Le corollaire à cela tient dans le principe de l’économie de la fonctionnalité. On s’intéresse au produit pour son usage, et non pas pour ce qu’il est. On achète un maillot de football pour jouer au football, et non pas parce que ce serait un objet particulièrement qualitatif du point de vue de sa conception ou des matériaux utilisés. Partant de là, les clubs vont payer les équipements selon leur usage tout au long de la saison, par mensualisation, sans qu’il n’y ait un quelconque supplément à régler.
PG : Du point de vue de la trésorerie, c’est également un atout majeur. En effet, les clubs amateurs vivent principalement de subventions et de sponsoring, dont les versements s’effectuent rarement en une seule fois, et qui sont plutôt étalés tout au long de la saison. En payant un montant fixe chaque mois, les clubs gèrent mieux leur trésorerie, et peuvent renouveler les contrats en ayant une vision très claire des dépenses d’équipements, lissés sur chaque saison. On parle donc plus d’une charge mensuelle que d’un investissement annuel.

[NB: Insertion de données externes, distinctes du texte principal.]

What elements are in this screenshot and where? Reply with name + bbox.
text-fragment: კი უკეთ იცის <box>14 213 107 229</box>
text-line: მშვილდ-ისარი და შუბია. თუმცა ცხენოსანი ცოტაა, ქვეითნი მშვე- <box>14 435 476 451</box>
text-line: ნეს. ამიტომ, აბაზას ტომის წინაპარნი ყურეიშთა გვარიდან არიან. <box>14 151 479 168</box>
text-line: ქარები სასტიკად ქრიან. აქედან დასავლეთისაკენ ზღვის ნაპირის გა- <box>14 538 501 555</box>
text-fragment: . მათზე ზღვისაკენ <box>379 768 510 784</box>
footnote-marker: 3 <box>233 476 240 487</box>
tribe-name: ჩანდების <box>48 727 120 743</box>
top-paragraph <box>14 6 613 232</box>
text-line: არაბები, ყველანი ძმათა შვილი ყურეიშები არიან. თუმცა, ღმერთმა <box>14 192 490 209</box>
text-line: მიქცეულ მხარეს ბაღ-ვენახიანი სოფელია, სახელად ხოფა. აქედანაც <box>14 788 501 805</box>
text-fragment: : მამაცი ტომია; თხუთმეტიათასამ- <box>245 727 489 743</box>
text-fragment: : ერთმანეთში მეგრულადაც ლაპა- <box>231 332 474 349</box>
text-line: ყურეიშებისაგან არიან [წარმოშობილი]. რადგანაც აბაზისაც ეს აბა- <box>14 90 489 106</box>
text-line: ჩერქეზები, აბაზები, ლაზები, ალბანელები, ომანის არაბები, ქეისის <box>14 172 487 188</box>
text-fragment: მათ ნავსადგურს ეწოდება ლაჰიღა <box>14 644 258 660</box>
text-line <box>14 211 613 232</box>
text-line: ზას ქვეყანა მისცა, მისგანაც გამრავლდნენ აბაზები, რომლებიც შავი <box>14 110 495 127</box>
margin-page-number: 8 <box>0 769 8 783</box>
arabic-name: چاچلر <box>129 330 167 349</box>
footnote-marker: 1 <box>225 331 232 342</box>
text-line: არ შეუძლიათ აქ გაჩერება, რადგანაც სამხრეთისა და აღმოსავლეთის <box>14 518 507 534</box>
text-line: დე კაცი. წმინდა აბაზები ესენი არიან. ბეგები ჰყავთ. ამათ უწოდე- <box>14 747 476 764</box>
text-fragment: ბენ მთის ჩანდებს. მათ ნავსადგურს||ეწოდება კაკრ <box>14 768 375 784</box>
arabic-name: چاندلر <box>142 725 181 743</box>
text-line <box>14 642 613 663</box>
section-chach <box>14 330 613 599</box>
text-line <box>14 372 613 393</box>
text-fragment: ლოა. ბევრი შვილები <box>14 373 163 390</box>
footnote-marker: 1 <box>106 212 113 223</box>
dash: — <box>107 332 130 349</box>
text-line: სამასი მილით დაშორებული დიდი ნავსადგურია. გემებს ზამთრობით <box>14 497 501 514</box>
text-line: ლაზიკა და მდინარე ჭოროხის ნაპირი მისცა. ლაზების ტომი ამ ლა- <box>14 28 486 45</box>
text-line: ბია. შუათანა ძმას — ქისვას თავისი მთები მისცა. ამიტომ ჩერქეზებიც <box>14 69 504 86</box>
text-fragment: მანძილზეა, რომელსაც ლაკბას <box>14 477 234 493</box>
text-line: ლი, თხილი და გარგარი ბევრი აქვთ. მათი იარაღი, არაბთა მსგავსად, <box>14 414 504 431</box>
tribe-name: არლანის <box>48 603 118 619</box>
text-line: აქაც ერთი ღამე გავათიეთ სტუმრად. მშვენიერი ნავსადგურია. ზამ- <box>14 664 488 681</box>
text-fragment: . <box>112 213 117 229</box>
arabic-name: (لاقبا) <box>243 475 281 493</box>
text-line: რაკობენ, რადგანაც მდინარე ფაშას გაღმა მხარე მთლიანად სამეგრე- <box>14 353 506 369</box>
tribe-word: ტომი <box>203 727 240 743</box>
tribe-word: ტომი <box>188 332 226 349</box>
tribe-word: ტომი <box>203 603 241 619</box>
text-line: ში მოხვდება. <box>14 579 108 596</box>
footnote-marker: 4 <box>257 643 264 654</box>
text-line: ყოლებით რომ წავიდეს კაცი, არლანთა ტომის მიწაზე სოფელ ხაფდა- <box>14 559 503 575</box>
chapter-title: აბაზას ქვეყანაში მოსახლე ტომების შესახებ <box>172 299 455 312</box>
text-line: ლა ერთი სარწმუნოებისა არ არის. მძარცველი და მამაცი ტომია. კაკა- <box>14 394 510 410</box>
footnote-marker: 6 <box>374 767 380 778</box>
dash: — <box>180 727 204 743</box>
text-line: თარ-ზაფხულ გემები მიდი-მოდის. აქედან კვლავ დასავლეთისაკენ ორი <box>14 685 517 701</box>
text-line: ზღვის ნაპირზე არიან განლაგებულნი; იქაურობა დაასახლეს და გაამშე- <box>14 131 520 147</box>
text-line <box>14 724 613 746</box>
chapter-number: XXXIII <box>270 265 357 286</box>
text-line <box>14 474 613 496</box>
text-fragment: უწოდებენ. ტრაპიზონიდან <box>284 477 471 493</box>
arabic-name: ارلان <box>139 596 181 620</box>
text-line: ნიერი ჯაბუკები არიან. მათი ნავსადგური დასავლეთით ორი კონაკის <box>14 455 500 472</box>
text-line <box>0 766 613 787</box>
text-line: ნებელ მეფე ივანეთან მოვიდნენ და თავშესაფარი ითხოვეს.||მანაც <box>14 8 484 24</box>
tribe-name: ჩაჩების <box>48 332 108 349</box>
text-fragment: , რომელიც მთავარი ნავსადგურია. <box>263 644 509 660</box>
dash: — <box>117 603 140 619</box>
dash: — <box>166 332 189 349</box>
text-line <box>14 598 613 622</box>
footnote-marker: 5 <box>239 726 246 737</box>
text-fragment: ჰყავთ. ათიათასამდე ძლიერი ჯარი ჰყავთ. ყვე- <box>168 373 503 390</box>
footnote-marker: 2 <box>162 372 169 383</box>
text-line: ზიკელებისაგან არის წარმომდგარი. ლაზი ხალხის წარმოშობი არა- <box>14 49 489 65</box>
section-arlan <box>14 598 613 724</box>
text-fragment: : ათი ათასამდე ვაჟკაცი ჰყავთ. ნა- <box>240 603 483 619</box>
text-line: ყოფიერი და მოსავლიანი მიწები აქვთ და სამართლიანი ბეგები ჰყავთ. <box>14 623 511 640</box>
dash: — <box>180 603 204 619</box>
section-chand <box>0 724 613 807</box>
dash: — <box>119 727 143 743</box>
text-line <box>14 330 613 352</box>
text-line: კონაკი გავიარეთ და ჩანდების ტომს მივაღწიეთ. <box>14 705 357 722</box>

Il est enfin à noter que le changement de paradigme se situe vraiment ici. N’importe quelle marque peut travailler avec du polyester recyclé, il suffit de l’acheter à son fournisseur. Il n’y a aucune difficulté à cela, et il faut vraiment se méfier du greenwashing de certains ici. Mais intégrer la circularité et le recyclage de ses propres produits, en offrant un modèle économique nouveau et raisonnable, restent la véritable solution « long termiste » qui permettra de réellement changer les choses du point de vue environnemental.

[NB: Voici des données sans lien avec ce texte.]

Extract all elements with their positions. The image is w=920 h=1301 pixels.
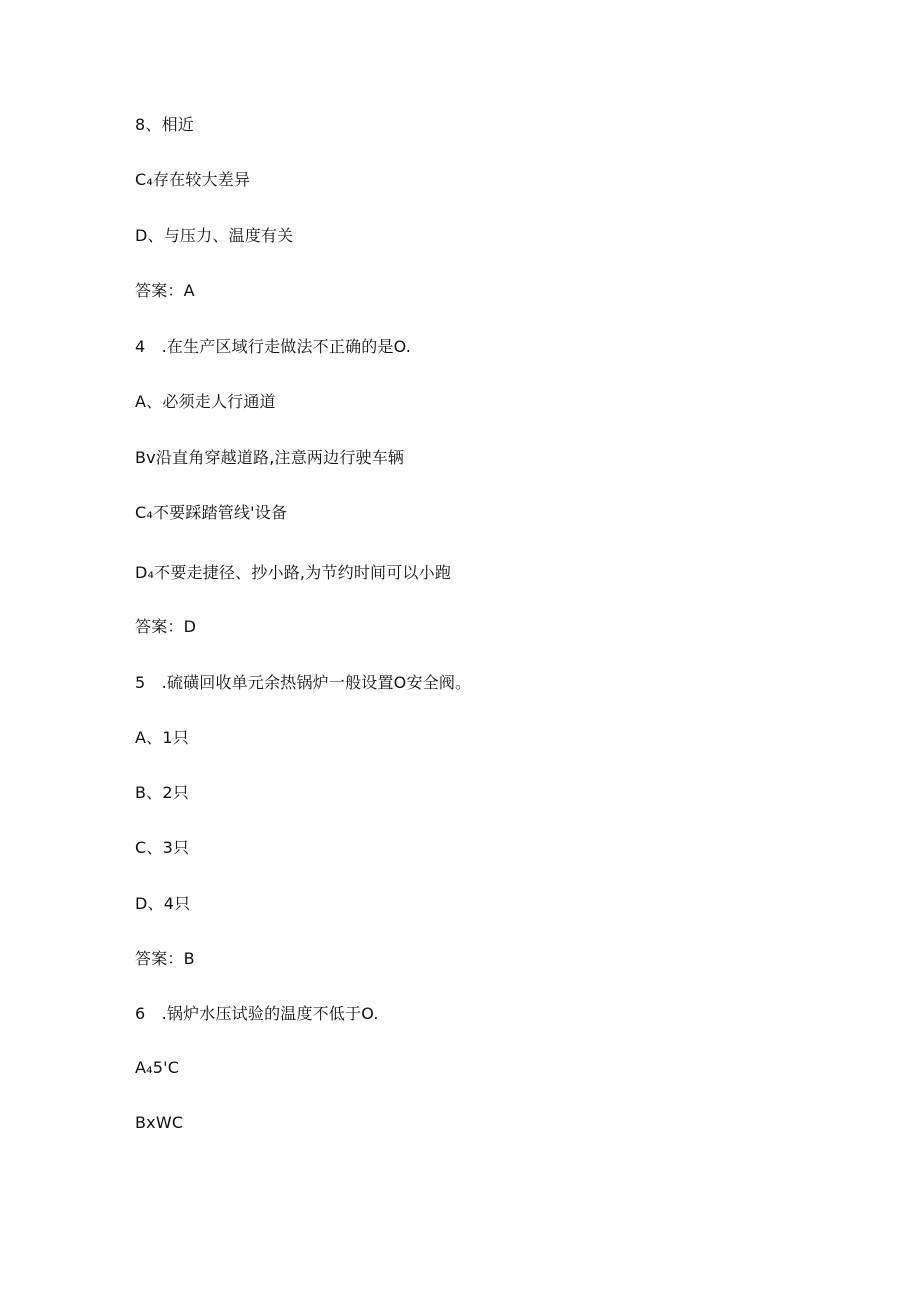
option-a-q4: A、必须走人行通道: [135, 392, 276, 411]
option-b-q5: B、2只: [135, 783, 189, 802]
answer-q3: 答案：A: [135, 281, 195, 300]
option-d-q4: D₄不要走捷径、抄小路,为节约时间可以小跑: [135, 563, 452, 582]
option-a-q5: A、1只: [135, 728, 189, 747]
question-6: 6 .锅炉水压试验的温度不低于O.: [135, 1004, 379, 1023]
option-d-q5: D、4只: [135, 894, 191, 913]
question-4: 4 .在生产区域行走做法不正确的是O.: [135, 337, 412, 356]
option-c-q3: C₄存在较大差异: [135, 170, 251, 189]
option-d-q3: D、与压力、温度有关: [135, 226, 294, 245]
option-c-q5: C、3只: [135, 838, 190, 857]
option-a-q6: A₄5'C: [135, 1058, 180, 1077]
option-c-q4: C₄不要踩踏管线'设备: [135, 503, 288, 522]
option-b-q6: BxWC: [135, 1113, 184, 1132]
answer-q5: 答案：B: [135, 949, 195, 968]
option-b-q4: Bv沿直角穿越道路,注意两边行驶车辆: [135, 448, 405, 467]
option-b-q3: 8、相近: [135, 115, 194, 134]
question-5: 5 .硫磺回收单元余热锅炉一般设置O安全阀。: [135, 673, 472, 692]
answer-q4: 答案：D: [135, 617, 197, 636]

Quelles sont les ambitions de Phenix Sport sur le marché des équipements sportifs ? Certaines disciplines sportives sont-elles davantage à l’écoute que d’autres concernant votre démarche ?
OG : Notre ambition est de conquérir 1% du marché, sur 3 ans, pour chaque sport sur lequel nous travaillons. De nombreuses les disciplines sportives sont intéressées par PHENIX SPORT, nous avons commencé par le football évidemment, mais nous travaillons d’ores et déjà pour des clubs de rugby, handball, volley, basket, running, badminton, squash …
Ce qui fait la différence, c’est la volonté du dirigeant de club d’opter pour une démarché écoresponsable, donc ce n’est pas nécessairement lié à la pratique de tel ou tel sport.
PG : Au niveau du développement produit, on travaille principalement avec du polyester recyclé (rPET) qu’on achète en Espagne. Le polyester est très facile à recycler, car c’est du plastique finalement. On a plusieurs grammages et plusieurs mélanges aussi, plus ou moins épais, plus ou moins flexible. Cela nous permet de travailler avec de nombreux sports en effet. Chose étant, on évite d’ajouter des matières comme l’élasthannes – trop complexe/chimique à recycler – ce qui nous empêche pour le moment de développer certains produits tels que les combinaisons pour la pratique du triathlon ou encore les cuissards pour le vélo, mais on travaille activement sur la question.
Les grands équipementiers et les clubs professionnels commencent également à agir pour limiter leur empreinte carbone. A l’image par exemple de la Section Paloise qui commercialisera en cette saison 2020-21 un maillot réplica 100% vert, conçu en matière plastique recyclée. Votre démarche suscite-t-elle également l’intérêt/la curiosité des clubs professionnels ?
OG : oui tout à fait, nous sommes déjà en discussion avec des clubs professionnels de rugby, de basket, de volley, et de handball, qui souhaitent être équipés en PHENIX SPORT dès la saison 21/22.